Concerts classiques - Plein de petites perles

Le concert s'appelait Romantisme X-trême, ce romantisme relativement intimiste qui va du choeur de salon à la mélodie la plus géniale, de la partition conservatrice à la plus avant-gardiste vision. Encore une fois, Peter Schubert et ses choristes ont fait découvrir et réentendre des musiques qui ne se que fort rarement montées ici. Il y a du répertoire carrément moche, comme les suaves et trop sucrés choeurs de Saint-Saëns qui ouvrent le programme. La magie du concert réside toujours dans le fait que quand cela est bien fait, on y croit quand même, et à fond.

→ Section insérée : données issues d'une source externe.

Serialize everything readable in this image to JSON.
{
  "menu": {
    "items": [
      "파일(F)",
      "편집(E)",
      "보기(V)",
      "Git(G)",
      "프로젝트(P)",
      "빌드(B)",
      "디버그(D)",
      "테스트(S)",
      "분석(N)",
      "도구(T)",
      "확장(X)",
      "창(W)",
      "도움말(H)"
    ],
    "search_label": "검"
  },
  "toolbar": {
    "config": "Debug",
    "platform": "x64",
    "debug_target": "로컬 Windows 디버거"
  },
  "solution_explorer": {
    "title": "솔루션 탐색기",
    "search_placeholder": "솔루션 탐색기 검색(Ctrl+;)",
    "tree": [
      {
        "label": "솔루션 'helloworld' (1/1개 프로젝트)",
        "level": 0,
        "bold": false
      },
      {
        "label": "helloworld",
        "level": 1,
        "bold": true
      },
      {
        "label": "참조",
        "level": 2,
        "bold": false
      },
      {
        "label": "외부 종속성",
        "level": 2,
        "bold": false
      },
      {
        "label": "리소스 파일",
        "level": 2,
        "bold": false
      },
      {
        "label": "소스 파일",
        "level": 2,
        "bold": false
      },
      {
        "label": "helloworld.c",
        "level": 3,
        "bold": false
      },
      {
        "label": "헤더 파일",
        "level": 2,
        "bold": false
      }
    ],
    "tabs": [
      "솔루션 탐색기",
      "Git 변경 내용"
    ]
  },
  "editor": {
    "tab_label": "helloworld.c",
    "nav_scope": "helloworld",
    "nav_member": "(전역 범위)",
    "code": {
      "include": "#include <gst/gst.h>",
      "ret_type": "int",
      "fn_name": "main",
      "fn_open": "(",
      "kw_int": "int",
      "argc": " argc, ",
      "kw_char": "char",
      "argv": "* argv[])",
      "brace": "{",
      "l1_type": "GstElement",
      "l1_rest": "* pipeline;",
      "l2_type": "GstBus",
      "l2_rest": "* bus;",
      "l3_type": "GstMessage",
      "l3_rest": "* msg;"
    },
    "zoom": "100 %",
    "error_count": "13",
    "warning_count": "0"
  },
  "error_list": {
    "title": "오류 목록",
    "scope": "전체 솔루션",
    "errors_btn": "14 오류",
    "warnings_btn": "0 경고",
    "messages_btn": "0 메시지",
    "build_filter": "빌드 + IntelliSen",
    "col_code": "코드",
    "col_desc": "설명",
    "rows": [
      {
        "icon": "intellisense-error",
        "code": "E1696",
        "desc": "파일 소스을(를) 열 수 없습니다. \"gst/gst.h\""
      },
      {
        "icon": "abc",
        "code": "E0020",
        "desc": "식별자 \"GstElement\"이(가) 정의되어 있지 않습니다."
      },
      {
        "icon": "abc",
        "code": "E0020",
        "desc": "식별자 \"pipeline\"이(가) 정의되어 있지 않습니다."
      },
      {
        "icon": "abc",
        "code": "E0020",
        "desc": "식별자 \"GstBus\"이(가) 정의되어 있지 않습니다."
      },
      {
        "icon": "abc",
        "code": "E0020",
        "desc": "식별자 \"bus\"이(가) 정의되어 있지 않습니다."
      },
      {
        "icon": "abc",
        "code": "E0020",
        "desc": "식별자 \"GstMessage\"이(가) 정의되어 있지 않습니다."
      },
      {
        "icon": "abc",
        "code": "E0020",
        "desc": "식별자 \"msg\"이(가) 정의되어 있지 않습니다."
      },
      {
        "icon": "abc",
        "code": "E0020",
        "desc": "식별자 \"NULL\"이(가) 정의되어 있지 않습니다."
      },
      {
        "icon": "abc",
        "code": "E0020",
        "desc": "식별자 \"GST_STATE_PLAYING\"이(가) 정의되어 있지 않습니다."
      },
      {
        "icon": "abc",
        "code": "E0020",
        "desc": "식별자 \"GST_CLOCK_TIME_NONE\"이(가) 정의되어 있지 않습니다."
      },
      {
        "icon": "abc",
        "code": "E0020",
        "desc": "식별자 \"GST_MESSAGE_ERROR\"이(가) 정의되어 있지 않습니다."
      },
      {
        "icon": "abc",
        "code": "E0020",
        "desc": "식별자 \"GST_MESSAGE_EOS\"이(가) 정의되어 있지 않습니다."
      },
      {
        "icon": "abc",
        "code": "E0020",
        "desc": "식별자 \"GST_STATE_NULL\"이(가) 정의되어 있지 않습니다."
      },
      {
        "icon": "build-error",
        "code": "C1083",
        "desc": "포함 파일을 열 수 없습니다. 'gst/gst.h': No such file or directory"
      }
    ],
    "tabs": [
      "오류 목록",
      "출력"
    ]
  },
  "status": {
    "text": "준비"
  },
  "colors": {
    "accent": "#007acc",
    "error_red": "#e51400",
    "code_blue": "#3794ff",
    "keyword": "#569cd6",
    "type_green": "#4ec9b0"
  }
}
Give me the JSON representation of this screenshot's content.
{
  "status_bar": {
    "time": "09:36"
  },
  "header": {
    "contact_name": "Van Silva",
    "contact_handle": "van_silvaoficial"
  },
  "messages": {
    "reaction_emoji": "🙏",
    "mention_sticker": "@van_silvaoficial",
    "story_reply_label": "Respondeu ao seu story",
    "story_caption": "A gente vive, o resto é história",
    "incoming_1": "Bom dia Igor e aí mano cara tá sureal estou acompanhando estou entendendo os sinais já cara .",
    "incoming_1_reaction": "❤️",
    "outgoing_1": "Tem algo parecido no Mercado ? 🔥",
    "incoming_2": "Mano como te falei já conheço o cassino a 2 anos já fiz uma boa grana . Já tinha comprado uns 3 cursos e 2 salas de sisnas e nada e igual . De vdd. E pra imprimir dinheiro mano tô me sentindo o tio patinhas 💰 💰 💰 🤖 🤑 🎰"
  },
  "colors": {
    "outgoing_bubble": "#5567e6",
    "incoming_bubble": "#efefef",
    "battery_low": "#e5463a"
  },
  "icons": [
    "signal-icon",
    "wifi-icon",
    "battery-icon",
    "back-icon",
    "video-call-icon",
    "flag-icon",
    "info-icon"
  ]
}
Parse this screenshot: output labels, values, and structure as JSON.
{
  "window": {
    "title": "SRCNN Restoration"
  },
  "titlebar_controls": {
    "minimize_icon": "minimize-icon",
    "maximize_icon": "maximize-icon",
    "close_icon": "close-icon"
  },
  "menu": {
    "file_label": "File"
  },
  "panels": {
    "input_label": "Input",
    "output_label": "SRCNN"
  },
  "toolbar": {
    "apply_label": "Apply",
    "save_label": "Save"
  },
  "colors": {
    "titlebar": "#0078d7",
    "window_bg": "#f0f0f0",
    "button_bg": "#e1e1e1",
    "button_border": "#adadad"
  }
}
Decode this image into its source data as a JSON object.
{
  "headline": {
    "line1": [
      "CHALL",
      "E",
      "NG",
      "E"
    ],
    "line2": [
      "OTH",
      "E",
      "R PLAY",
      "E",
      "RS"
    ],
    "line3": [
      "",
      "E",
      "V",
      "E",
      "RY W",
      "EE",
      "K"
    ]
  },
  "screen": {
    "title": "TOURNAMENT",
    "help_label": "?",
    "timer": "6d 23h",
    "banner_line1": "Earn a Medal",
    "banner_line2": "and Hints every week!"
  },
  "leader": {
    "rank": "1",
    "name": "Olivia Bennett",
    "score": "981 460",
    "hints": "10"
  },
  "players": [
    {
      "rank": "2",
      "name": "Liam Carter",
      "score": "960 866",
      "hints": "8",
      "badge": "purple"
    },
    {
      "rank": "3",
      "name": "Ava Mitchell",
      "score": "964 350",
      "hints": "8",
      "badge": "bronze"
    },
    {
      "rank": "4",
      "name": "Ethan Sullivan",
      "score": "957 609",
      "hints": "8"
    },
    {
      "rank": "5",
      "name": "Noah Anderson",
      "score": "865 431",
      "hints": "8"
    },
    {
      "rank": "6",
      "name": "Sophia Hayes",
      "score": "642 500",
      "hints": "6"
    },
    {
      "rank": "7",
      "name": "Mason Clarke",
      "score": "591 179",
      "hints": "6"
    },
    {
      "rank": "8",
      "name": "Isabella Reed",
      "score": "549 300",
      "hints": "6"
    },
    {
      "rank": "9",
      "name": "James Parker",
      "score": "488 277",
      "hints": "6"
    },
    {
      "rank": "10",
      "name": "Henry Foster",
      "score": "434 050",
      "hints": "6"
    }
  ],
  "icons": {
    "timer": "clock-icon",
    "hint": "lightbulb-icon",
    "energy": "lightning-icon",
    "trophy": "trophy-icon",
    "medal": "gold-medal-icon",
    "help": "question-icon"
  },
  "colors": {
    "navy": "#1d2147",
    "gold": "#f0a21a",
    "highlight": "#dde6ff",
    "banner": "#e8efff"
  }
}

Dire que ce fut bien fait reste une sorte d'euphémisme. L'homogénéité du choeur, la clarté de la diction le plaisir amoureux à mettre le moindre petit détail en place, tout cela emplit à flot la salle Pollack. Il s'agissait d'un de ces moments de concert où l'interprétation transcende la composition, instants toujours gratifiants. Des petits bijoux comme cela, VivaVoce en livrera beaucoup. La liste exhaustive deviendrait fastidieuse. Certes, on déplore ici et là un léger fléchissement dans la pureté de l'intonation, une soprano à l'attaque parfois un peu fragile ou un ténor qui force un peu; nous sommes en contexte de concert-bénéfice, cela atténue les réserves. Surtout, cela rend les pièces vraiment réussies encore plus appréciées — et il y en eut beaucoup.

S'il fallait retenir un temps marquant du concert, ce serait le Friede auf Erden (Paix sur Terre), op. 13, de Schoenberg. Le choeur se divise à huit voix pour un maximum de richesse harmonique, les registres extrêmes sont archi-sollicités; le chromatisme à outrance qui côtoie les harmonies de quarte pose des problèmes sérieux aux interprètes. Ils les ont tous résolus. Peter Schubert a insufflé à son ensemble le sens de la profonde et transcendante beauté de cette page. C'est aussi d'ailleurs une chose qu'à son habitude il a fort bien expliquée au public, à savoir qu'est-ce qui fait qu'on touche musicalement au sublime. La démonstration était aussi brève qu'éloquente, rendue avec un chic unique. Il n'y a que très peu de choeurs de chambre «réguliers» à Montréal, un vide que VivaVoce commence à combler avec une qualité exceptionnelle.

Concert-bénéfice, donc invités: Marie-Nicole Lemieux et Michael McMahon. La voix de notre nouvelle star du contralto s'épanouit chaque fois davantage. Elle présentait quelques lieder de Schubert et Brahms, entre autres. Ici encore, on retient les deux extrêmes; La Jeune Fille et la Mort fut d'une indifférence épouvantable — et la cantatrice n'a même pas osé aller chercher le lugubre grave du dernier mot «Schlafen».

Cela heurte d'autant plus que la version qu'elle a livrée de la Standchen (Sérénade) avec les hommes de VivaVoce fut splendide. Ses prestations furent toujours de très bonne qualité vocale, ce qui permet de pleinement goûter son timbre splendide, généreusement déployé. Simplement, elle est encore à l'étape où elle apprivoise ce répertoire parfois lourd de sens et d'histoire. Partout, le piano de Michael McMahon fut irréprochable et bellement sonore comme agissant.

En rappel, la cantatrice se lance dans un petit tour de force, ravissant le public avec la Habanera de Carmen. Ô, Marie-Nicole Lemieux va très bientôt s'avérer une Carmen redoutable. Prenons garde à nous!